空濟猜測道︰「假設趙巡撫之死是楚尚書下令讓楚寧所為,那麼也有可能是殺人滅口,畢竟唯有死人才不會說出秘密。」

「你說的是很有道理,卻不像是楚尚書會干的事,漏洞太多,而且尸體也處理得太草率,分明是故意引咱們去,讓咱們查。」

「難道是有人早知道楚尚書的計劃,好心提點主子?」

「你何時見有人這般關愛我了?」

空濟干笑著,畢竟他是最清楚主子處境的人。想不出個所以然,干脆不想,轉而問道︰「那……夏大人沒在信上說什麼?」

「里頭沒有夏燁的信,他是犯傻了才會在這當頭給我寫信。」易承雍將信紙就著桌上的燭火燒了,再拆了另一封信。

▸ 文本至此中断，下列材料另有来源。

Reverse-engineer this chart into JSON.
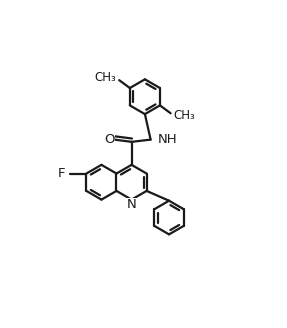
{
  "background_color": "#ffffff",
  "line_color": "#1a1a1a",
  "line_width": 1.6,
  "font_size": 9.5,
  "xlim": [
    0,
    10
  ],
  "ylim": [
    0,
    11.5
  ]
}
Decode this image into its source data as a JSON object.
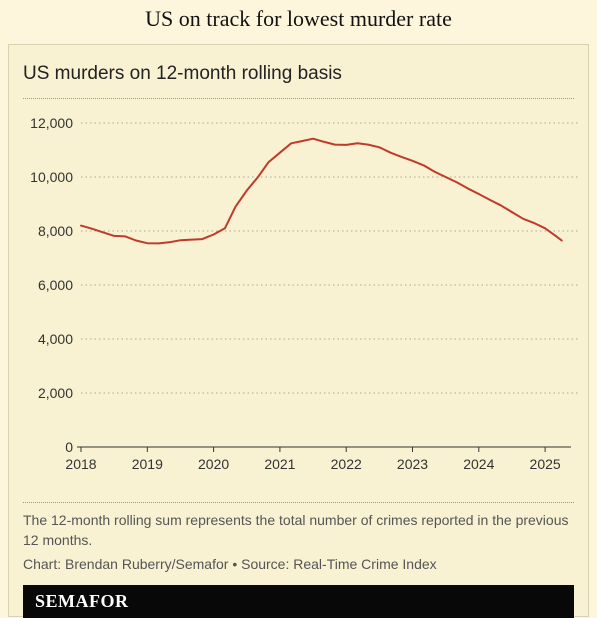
{
  "headline": "US on track for lowest murder rate",
  "chart_data": {
    "type": "line",
    "title": "US murders on 12-month rolling basis",
    "xlabel": "",
    "ylabel": "",
    "ylim": [
      0,
      12000
    ],
    "xlim": [
      2018,
      2025.33
    ],
    "yticks": [
      0,
      2000,
      4000,
      6000,
      8000,
      10000,
      12000
    ],
    "ytick_labels": [
      "0",
      "2,000",
      "4,000",
      "6,000",
      "8,000",
      "10,000",
      "12,000"
    ],
    "xticks": [
      2018,
      2019,
      2020,
      2021,
      2022,
      2023,
      2024,
      2025
    ],
    "xtick_labels": [
      "2018",
      "2019",
      "2020",
      "2021",
      "2022",
      "2023",
      "2024",
      "2025"
    ],
    "grid": true,
    "line_color": "#c0392b",
    "series": [
      {
        "x": [
          2018.0,
          2018.17,
          2018.33,
          2018.5,
          2018.67,
          2018.83,
          2019.0,
          2019.17,
          2019.33,
          2019.5,
          2019.67,
          2019.83,
          2020.0,
          2020.17,
          2020.33,
          2020.5,
          2020.67,
          2020.83,
          2021.0,
          2021.17,
          2021.33,
          2021.5,
          2021.67,
          2021.83,
          2022.0,
          2022.17,
          2022.33,
          2022.5,
          2022.67,
          2022.83,
          2023.0,
          2023.17,
          2023.33,
          2023.5,
          2023.67,
          2023.83,
          2024.0,
          2024.17,
          2024.33,
          2024.5,
          2024.67,
          2024.83,
          2025.0,
          2025.17,
          2025.25
        ],
        "y": [
          8200,
          8080,
          7950,
          7820,
          7800,
          7650,
          7550,
          7540,
          7580,
          7660,
          7680,
          7700,
          7870,
          8100,
          8900,
          9500,
          10000,
          10550,
          10900,
          11250,
          11330,
          11420,
          11300,
          11200,
          11190,
          11250,
          11200,
          11100,
          10900,
          10750,
          10600,
          10430,
          10200,
          10000,
          9800,
          9580,
          9370,
          9150,
          8950,
          8700,
          8450,
          8300,
          8100,
          7800,
          7650
        ]
      }
    ]
  },
  "note": "The 12-month rolling sum represents the total number of crimes reported in the previous 12 months.",
  "credit": "Chart: Brendan Ruberry/Semafor • Source: Real-Time Crime Index",
  "brand": "SEMAFOR"
}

同樣一目十行看過,向來平靜無波的臉上竟隱隱浮現一絲錯愕和了然。

「主子?」

易承雍不語,將信引了火,任其焚燒而盡,只在火光燒至時,可見上頭一行字——雷持音已歿,兩年前遭其夫毒殺……

第五章  意外听說大秘密(1)

雷持音呆坐在榻上,朱嬤嬤就站在她的身側,看著她蒼白的小臉,像是受到莫大驚嚇,卻強忍著不掉淚也不哭訴,朱嬤嬤心里有點發疼。

撇開雷姑娘企圖攀權附貴不提,她必須說她容貌天生惹人憐愛,光是坐在這兒不言不語,端的就是楚楚可憐,讓人想把她擁入懷中安慰。

雖說她沒到寢房那兒,但被喚來時,遠遠的她就聞到了一股化不開的血腥味,可以想見事發當時有多可怕,雷姑娘肯定是嚇壞了……

可怎麼會發生這等禍事?就在她在廚房忙亂的當下,竟讓賊人闖進寢房欲剌殺王爺……此刻,府里的下人,除了她之外,其余的全都被押起來,再分別審問,而她則是王爺直接吩咐要她伴著雷姑娘的。

王爺會下這種命令,就代表王爺對雷姑娘上心了吧,要不又怎會為了護她而受傷?可偏偏不知道她的底細,要是她是混進府里的賊人,那該如何是好?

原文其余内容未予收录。